Portrait of NZD the last time she gave a lecture at Université d’Ottawa in 1979, done by a Jesuit historian in the audience on the photocopy portrait of Catherine Sawbridge Macaulay as Clio, handed out to accompany the talk on “Gender and Genre: Women as Historical Writers, 1400-1800”.
Two more memorable moments from her lecture. Davis was showing us how Linnaeus paid tribute to Quassie, a master healer who had been born into slavery in Surinam (and who is definitely a candidate for world‘s greatest healer), in the way he inscribed an indigenous plant species, whose curing powers had been made famous by Quassie, into the modern European botanical taxonomy as Quassia amara. She paused to help us register how extraordinary this is, and said, off book, with a brief smile, half to herself, “You see what Linnaeus is doing here…?” And we did, sort of, but you just wanted to be inside Natalie’s head in that moment to really know what Linnaeus was doing, what all the implications of that are for a new understanding of indigenous and Afro-Caribbean agency in the making of European science.

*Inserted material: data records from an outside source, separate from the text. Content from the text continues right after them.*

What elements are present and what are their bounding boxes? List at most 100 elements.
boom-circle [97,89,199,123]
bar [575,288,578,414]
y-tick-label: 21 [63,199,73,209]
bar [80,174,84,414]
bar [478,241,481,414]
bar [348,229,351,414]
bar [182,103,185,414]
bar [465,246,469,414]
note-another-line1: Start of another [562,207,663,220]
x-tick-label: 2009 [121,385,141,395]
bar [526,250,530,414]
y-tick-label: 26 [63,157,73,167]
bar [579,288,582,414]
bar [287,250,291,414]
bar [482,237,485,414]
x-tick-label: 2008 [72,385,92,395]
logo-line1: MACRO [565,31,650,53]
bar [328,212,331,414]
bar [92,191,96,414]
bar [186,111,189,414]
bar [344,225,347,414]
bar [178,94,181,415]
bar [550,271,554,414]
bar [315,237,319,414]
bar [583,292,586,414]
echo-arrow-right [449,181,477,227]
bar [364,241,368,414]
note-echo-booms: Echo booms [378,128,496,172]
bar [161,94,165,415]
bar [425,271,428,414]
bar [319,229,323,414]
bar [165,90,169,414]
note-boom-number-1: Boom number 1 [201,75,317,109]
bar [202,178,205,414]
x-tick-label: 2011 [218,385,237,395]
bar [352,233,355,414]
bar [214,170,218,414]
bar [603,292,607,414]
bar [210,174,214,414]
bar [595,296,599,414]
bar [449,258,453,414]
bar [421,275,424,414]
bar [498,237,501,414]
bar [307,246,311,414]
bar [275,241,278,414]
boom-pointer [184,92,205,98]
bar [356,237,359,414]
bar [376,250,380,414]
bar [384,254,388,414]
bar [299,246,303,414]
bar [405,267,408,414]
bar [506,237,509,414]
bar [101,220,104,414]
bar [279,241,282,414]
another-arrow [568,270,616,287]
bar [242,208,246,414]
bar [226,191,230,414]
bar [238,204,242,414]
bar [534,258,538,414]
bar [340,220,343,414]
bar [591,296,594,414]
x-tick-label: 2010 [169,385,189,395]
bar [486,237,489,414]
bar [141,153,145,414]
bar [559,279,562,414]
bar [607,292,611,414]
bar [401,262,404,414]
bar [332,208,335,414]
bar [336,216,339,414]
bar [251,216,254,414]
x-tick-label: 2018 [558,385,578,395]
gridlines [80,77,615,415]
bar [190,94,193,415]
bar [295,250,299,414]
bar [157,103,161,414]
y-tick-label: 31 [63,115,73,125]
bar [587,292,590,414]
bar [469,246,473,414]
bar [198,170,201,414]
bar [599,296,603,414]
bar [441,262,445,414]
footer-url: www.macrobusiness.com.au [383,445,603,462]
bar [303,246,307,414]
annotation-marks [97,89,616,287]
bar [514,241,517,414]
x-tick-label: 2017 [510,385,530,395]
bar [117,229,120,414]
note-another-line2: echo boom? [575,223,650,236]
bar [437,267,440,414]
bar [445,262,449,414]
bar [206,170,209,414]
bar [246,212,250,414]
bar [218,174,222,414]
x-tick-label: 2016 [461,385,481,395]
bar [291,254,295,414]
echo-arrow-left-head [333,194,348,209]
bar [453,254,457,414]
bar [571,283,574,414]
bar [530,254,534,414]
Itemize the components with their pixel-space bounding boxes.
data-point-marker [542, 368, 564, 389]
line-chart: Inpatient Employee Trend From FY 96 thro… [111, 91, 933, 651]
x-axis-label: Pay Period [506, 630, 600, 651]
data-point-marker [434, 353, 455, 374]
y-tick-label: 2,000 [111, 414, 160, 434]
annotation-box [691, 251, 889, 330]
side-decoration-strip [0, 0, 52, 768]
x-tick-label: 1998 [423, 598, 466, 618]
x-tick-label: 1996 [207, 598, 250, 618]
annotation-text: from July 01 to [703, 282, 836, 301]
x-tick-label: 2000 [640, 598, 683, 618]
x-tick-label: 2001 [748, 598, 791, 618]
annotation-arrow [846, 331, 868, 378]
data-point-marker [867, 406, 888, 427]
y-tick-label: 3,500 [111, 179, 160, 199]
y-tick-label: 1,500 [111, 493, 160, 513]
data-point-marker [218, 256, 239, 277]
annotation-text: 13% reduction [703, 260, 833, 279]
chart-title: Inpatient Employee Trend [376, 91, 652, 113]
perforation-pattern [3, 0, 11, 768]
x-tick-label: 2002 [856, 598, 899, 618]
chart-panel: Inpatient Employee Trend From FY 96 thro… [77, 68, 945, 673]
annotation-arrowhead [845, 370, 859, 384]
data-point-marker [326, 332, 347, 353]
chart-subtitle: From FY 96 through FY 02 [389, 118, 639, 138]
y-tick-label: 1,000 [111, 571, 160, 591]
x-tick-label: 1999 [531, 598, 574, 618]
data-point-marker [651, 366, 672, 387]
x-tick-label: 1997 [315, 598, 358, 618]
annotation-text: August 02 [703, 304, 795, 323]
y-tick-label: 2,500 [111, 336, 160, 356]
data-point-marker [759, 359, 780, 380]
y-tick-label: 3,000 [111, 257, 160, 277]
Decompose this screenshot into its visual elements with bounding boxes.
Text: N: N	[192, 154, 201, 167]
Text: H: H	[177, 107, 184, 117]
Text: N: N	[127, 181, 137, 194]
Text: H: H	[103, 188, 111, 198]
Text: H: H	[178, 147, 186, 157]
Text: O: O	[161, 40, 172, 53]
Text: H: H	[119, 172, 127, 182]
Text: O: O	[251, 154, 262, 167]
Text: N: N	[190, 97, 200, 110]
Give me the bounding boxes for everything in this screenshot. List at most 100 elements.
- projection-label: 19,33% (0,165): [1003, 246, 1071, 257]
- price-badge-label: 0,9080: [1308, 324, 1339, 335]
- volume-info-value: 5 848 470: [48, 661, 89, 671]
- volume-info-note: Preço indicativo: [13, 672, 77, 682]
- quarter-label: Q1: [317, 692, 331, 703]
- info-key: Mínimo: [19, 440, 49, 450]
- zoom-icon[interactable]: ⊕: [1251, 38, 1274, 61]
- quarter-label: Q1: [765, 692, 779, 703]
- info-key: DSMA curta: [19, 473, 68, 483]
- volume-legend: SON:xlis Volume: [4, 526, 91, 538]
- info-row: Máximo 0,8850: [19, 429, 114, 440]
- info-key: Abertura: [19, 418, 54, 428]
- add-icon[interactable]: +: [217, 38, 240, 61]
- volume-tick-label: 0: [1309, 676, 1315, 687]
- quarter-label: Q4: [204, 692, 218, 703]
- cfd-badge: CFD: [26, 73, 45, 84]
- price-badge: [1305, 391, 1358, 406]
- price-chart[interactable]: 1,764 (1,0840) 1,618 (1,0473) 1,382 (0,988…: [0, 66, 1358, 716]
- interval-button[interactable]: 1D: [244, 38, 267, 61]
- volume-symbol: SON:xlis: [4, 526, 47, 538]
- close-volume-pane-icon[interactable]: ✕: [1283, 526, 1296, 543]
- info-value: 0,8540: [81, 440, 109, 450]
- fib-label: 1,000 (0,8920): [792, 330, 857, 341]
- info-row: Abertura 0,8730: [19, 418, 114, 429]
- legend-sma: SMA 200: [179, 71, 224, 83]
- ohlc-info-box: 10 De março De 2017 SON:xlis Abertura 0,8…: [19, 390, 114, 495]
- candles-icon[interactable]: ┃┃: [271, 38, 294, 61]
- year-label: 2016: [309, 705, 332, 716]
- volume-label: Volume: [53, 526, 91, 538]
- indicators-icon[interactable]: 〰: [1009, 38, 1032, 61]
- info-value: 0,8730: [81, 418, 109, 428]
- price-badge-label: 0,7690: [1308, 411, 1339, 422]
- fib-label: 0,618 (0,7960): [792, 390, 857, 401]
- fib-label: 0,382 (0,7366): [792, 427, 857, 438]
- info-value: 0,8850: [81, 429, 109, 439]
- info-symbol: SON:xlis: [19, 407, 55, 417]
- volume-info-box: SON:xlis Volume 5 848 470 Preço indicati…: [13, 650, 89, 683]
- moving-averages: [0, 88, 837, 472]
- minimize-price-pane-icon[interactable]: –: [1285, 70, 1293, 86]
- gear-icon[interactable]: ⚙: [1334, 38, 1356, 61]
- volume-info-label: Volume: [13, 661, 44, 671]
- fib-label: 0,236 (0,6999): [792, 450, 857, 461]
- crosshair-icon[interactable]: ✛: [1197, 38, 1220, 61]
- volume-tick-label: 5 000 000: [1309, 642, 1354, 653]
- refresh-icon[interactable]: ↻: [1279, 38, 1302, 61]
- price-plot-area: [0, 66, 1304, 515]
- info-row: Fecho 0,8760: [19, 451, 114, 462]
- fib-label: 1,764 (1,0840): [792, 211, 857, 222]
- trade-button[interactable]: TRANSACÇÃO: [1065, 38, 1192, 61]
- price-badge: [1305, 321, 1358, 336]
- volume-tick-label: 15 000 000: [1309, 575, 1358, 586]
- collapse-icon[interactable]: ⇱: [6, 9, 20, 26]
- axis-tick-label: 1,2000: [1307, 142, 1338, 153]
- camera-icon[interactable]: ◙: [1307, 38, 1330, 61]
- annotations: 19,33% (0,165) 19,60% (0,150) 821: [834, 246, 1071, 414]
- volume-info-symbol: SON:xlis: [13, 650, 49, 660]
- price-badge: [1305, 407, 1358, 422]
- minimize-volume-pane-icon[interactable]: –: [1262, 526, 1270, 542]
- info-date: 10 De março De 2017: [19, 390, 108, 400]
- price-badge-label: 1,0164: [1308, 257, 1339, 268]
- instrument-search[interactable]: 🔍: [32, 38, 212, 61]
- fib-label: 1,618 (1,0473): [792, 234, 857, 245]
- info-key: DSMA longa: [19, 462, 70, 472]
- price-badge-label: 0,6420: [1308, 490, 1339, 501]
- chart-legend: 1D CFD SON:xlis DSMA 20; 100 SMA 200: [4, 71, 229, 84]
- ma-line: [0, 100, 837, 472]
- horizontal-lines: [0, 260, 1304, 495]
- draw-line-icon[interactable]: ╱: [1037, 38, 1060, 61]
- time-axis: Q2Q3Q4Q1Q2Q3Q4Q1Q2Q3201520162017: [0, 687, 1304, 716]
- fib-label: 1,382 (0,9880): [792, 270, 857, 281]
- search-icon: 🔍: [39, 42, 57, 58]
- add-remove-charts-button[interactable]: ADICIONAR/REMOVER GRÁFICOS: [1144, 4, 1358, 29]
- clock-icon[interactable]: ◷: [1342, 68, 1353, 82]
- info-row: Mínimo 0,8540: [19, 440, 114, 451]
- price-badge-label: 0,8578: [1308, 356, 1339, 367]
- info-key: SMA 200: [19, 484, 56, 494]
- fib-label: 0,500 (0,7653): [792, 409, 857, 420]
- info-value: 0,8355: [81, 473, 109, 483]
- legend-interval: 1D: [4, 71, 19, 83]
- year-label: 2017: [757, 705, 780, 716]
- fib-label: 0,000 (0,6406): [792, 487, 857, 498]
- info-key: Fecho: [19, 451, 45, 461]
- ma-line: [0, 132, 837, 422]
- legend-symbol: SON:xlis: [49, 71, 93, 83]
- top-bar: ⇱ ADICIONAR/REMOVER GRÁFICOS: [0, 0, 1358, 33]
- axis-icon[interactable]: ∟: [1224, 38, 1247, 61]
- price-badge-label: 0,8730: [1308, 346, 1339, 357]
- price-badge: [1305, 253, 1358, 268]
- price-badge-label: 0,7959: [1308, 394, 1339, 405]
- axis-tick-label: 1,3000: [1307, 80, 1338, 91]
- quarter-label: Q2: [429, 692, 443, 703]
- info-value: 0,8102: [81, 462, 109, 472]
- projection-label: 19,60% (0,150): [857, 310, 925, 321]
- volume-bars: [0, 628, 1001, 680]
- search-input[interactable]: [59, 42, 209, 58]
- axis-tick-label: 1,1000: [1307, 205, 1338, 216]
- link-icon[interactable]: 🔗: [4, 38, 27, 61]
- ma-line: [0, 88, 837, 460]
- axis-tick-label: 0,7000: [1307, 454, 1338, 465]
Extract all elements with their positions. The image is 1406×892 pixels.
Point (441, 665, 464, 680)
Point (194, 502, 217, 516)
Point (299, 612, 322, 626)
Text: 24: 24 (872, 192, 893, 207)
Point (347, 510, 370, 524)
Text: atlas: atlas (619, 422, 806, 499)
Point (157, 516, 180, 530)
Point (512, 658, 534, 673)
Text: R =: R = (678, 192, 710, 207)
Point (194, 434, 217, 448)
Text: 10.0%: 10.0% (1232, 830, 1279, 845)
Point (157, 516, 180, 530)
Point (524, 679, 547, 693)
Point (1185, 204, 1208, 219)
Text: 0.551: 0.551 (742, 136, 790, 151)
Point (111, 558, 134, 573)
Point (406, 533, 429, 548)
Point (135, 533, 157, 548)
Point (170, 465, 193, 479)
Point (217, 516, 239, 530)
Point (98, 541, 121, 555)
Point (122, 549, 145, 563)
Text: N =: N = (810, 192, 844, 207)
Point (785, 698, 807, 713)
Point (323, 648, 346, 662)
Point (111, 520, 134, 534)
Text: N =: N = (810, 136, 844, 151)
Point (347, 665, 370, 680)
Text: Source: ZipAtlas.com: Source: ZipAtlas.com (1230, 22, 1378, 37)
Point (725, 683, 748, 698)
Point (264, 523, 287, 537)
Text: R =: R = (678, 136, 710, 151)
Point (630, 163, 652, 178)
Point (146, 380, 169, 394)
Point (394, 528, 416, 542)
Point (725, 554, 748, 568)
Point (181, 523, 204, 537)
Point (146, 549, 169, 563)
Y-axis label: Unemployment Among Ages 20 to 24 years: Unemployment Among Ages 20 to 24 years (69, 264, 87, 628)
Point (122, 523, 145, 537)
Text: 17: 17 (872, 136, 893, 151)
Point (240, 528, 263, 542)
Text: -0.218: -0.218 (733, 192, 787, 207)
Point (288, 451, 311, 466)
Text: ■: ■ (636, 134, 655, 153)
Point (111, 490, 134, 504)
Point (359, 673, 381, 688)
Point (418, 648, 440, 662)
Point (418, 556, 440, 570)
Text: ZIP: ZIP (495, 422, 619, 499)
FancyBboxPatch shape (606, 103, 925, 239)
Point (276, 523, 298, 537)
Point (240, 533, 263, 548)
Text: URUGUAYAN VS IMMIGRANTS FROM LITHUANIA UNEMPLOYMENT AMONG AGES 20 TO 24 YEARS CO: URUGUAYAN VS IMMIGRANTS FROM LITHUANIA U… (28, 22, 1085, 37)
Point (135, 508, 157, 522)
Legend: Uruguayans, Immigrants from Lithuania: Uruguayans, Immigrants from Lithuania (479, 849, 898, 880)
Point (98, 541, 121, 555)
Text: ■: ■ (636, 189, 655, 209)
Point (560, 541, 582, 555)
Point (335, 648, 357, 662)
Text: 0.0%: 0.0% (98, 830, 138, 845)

The truly great ones are so often humble and gracious, and this is certainly the case with Natalie Zemon Davis. One of the questions after the talk came from Juanita De Barros, a McMaster-based historian of medicine in the Caribbean who has worked on medical pluralism, mostly in the Anglo-Caribbean context. In answering her, Natalie began by saying, “Well, you should really read the work of Juanita De Barros on this.”
The Paterson Lecture was the crowning moment of a wonderful conference, as it’s supposed to be. I was lucky to be at both.